What having a daughter taught me about business – Part I

My wife and I (mostly her) had out first child (a girl) five months ago.   For various reasons we take her to lots of doctors, including four specialists, I thought I would share a bit of what I’ve learned on the topic of doctors and specialization by having a daughter.


  1. You have to wait every time
  2. Doctors do only medical work
  3. Doctors only do a small percentage of the medical work, the majority of the work (blood pressure, measurements, samples, etc) is done by nurses and PAs.
  4. If it can be measured, a doctor does not do it.  They make determinations, not observations
  5. Specialization is advertised,
  6. Generalization is practiced, but not advertised
  7. Everyone is perfectly content to treat you like cattle UNTIL you see the doctor.  Then you are special.  Once the doctor leaves you’re back to being cattle
  8. Everyone we’ve encountered got there via a referral from some other doctor
  9. The dress code (white lab coat) is universally followed
  10. People love going to the best person in the building/city/state/country

What have I learned from the above observations?

  1. Being the best, and being known as the best is the crucial thing, even is what you are the best at is a very narrow field.
  2. Being known as the best requires maintenance, and constant attention to detail.
  3. Your client should only see you in your area of expertise, nothing else, let other people be seen doing the boilerplate work

Much, much more to come..


Editor’s Note

This blog post originally appeared on the Profit Awareness Blog – as that app is up for sale, it has been consolidated into the main Digital Tool Factory blog.


Written By Steve French


10 responses to “What having a daughter taught me about business – Part I”

  1. Doctors, unfortunately, give the impression of universal competence.
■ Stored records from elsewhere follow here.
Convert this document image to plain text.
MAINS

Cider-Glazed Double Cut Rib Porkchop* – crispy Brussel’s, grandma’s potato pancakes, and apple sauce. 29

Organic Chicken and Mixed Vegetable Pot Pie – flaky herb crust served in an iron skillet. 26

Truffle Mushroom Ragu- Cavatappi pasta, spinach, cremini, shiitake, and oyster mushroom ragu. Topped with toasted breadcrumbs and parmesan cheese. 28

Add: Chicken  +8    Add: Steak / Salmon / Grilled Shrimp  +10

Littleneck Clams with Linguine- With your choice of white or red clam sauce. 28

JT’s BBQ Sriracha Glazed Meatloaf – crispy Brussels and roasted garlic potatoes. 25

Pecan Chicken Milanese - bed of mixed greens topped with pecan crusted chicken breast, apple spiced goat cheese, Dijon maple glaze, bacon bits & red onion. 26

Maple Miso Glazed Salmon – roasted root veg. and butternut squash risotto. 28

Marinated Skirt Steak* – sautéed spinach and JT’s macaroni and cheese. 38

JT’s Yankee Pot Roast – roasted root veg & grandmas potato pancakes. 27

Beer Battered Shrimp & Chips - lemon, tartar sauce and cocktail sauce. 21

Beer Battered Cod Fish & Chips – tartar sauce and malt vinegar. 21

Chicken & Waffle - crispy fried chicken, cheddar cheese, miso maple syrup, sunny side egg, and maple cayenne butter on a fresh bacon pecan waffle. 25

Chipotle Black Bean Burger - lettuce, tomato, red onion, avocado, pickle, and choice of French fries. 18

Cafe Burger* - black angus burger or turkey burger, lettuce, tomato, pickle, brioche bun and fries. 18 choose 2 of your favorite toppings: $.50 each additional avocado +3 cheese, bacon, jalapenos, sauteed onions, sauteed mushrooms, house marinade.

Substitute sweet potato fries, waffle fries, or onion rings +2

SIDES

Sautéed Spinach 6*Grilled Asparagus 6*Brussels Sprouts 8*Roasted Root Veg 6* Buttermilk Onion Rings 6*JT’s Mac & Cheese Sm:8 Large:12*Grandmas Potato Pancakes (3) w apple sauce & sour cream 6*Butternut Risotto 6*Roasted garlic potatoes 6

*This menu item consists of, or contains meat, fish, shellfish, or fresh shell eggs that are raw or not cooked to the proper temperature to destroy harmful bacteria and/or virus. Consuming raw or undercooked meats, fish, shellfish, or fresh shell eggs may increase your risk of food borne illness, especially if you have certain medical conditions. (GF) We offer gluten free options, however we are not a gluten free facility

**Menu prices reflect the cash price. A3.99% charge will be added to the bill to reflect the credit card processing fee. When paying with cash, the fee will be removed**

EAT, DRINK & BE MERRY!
I pity those of you that know nothing about medicine that must deal with some of the idiots the Medical Schools have unleashed upon the public. Most are so specialized they wouldn’t recognize a person squirting diarrhea unless they were a colo-rectal specialist and even many of them would miss this if they had their hearts set on finding cancer. The past 8-10 years I have lost much respect for the medical field and I include my fellow Veterinarians who seem to have forgotten what we are here for.

    While there are many excellent Doctors, their numbers dwindle yearly. My belief is the selection process has become chaotic and so impersonal that obvious morons cannot be weeded out. Getting an A in organic chemistry does not a good doctor make.